Search code examples
ruby-on-railsruby-on-rails-7

Rails: Prevent assignment of other models on a polymorphic select dropdown

I am implementing an app where the User model can be associated with zero or more BusinessUnit objects, and/or zero or more Location objects via an Assignment link object (as below).

class Assignment < ApplicationRecord
  belongs_to :user
  belongs_to :assignable, polymorphic: true

  validates :user_id, uniqueness: { scope: [:assignable_type, :assignable_id] }
end

I am implementing a multiple select dropdown on the User edit page to assign locations/business units. After some research, I'm using signed global IDs based on the very helpful guidance in these two guides: One, Two

In the latter guide, the author is very pointed in ensuring that only the intended classes can be assigned (Users and Teams in their example, BusinessUnits and Locations in mine).
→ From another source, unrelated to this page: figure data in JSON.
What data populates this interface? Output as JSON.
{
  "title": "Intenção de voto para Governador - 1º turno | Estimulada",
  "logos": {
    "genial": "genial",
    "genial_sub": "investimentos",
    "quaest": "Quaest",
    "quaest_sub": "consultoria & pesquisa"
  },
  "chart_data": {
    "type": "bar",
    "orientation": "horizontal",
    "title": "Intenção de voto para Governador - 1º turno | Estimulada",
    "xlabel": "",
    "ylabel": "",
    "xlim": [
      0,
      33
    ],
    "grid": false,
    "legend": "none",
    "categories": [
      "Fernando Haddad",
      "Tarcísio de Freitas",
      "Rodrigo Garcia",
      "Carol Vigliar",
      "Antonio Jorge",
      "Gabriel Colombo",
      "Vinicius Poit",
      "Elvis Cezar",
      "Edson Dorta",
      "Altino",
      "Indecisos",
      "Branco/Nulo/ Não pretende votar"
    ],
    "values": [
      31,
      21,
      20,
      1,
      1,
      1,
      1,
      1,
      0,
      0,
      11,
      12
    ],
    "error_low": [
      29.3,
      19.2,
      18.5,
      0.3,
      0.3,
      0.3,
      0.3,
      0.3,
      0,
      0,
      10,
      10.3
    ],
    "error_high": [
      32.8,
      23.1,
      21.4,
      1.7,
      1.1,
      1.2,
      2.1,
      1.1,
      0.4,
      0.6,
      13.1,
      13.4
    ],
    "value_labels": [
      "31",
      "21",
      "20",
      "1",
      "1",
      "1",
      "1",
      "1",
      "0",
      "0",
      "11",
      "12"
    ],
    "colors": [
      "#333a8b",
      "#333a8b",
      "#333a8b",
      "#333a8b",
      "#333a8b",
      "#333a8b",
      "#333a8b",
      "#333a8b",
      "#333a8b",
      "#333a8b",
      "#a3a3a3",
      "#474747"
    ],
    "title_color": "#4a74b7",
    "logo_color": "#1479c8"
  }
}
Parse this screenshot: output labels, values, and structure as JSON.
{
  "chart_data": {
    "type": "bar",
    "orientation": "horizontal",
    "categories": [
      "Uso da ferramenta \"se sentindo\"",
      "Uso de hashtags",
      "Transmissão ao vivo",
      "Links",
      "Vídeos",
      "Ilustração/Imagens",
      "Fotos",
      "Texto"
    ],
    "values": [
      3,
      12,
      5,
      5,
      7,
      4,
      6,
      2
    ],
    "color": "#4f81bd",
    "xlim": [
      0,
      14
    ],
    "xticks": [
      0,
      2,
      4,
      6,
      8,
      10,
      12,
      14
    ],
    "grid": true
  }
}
In the former example, the author asserts that this is unneccesary when using signed global ID's as:

the only records the user can set as a review’s subject are ones that we allow when we include them in the review form.

Question - which is correct? Intuitively, it seems accurate that a signed global ID (which expires, is not idempotent, and includes a timestamp) could not be faked to refer to a different arbitrary class and object, however I want to make sure that I'm not missing a vulnerability here as this is my first time using signed global IDs.

Thank you!

Solution

  • Your intuition is right, the SGIDs can't realistically be faked, AND having the recipient_ prefix in the associations also adds a significant layer of security. I'd have stopped at just having the locate_many_signed(..., only: BROADCAST_RECIPIENT_CLASSES) layer of added security in there (ie. I think the added steps of grouping, and then looping over B_R_C again is unnecessary)

    So, you may ask, given the SGIDs do we even need the only: thing in there? And to that I'd say, today - no. But apps grow and change over time, so it seems a good idea to have the added layer of protection in case something is added in future that you weren't anticipating.

    And FWIW, to that end, I'd probably have named BROADCAST_RECIPIENT_CLASSES something a bit more obvious/alarming like TAINTED_INPUT_WHITELIST.